Figures released this morning by data firm LonRes provide the latest evidence of a so-called Boris Bounce with the market improving since the General Election.
In the fourth quarter of 2019 transactions were up 34 per cent in Prime Central London in comparison to the same quarter of the previous year.
In one particularly stellar sector - homes priced at £5m or more - there was a 78 per cent rise on the year.
Meanwhile prices rose 2.4 per cent in the final quarter following five successive quarters of price falls and, as an extra bonus, average discounts on properties that sell are at their lowest level for over two years.
“When the December General Election was called, there were fears that prospective buyers would put their move on hold until a result had been declared. Instead they chose to purchase and transaction volumes in Prime Central London rose 34 per cent compared with the same period a year earlier” explains Marcus Dixon, head of research at LonRes.

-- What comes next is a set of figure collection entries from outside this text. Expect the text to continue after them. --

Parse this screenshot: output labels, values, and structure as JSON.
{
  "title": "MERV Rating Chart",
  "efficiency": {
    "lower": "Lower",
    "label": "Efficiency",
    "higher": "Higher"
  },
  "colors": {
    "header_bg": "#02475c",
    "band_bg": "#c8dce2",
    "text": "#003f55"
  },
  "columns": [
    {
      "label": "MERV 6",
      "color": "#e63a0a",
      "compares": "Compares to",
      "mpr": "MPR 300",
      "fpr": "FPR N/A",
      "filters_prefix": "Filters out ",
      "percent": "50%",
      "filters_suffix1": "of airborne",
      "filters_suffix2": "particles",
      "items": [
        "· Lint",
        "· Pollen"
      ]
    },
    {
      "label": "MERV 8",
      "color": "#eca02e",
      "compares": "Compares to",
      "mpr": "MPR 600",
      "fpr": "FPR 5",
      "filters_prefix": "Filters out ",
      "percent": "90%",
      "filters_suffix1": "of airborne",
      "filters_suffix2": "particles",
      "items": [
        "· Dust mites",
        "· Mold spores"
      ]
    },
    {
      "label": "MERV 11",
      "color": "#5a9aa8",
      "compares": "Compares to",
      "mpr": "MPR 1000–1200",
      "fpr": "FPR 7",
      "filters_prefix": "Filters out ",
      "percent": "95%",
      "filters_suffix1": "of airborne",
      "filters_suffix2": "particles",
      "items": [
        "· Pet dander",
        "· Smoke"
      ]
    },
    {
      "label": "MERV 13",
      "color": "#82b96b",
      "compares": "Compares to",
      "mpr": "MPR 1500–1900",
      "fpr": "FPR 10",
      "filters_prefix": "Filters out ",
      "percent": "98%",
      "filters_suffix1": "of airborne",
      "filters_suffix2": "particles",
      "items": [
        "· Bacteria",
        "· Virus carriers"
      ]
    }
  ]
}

“This was in contrast to the previous quarter when talk of changes to top end stamp duty rates resulted in fewer sales and buyers dragged out exchanges waiting for greater clarity. In the fourth quarter stamp duty appeared to drop off the political agenda and activity increased” he continues.
“Undoubtedly there were sales in Q4 that would have ordinarily gone through in Q3, yet comparing the second half of 2019 with 2018 still shows a 19 per cent increase in sales volumes.
“Alongside an increase in transactions, fewer properties came to the market this quarter. New instructions were down two per cent on Q4 2018 and were 36 per cent lower than five years ago.
“This means there are 19 per cent fewer homes on the market now than there were a year ago. Fewer properties, with sustained levels of demand helped push up average prices which increased by 2.4 per cent in Q4 2019 compared with the last three months of 2018 - the first annual increase for six quarters” concludes Dixon.
Average discounts on initial asking prices eased again in Q4 2019, with an average of 10.5 per cent negotiated off initial asking prices. This meant average discounts were at their lowest level for two years.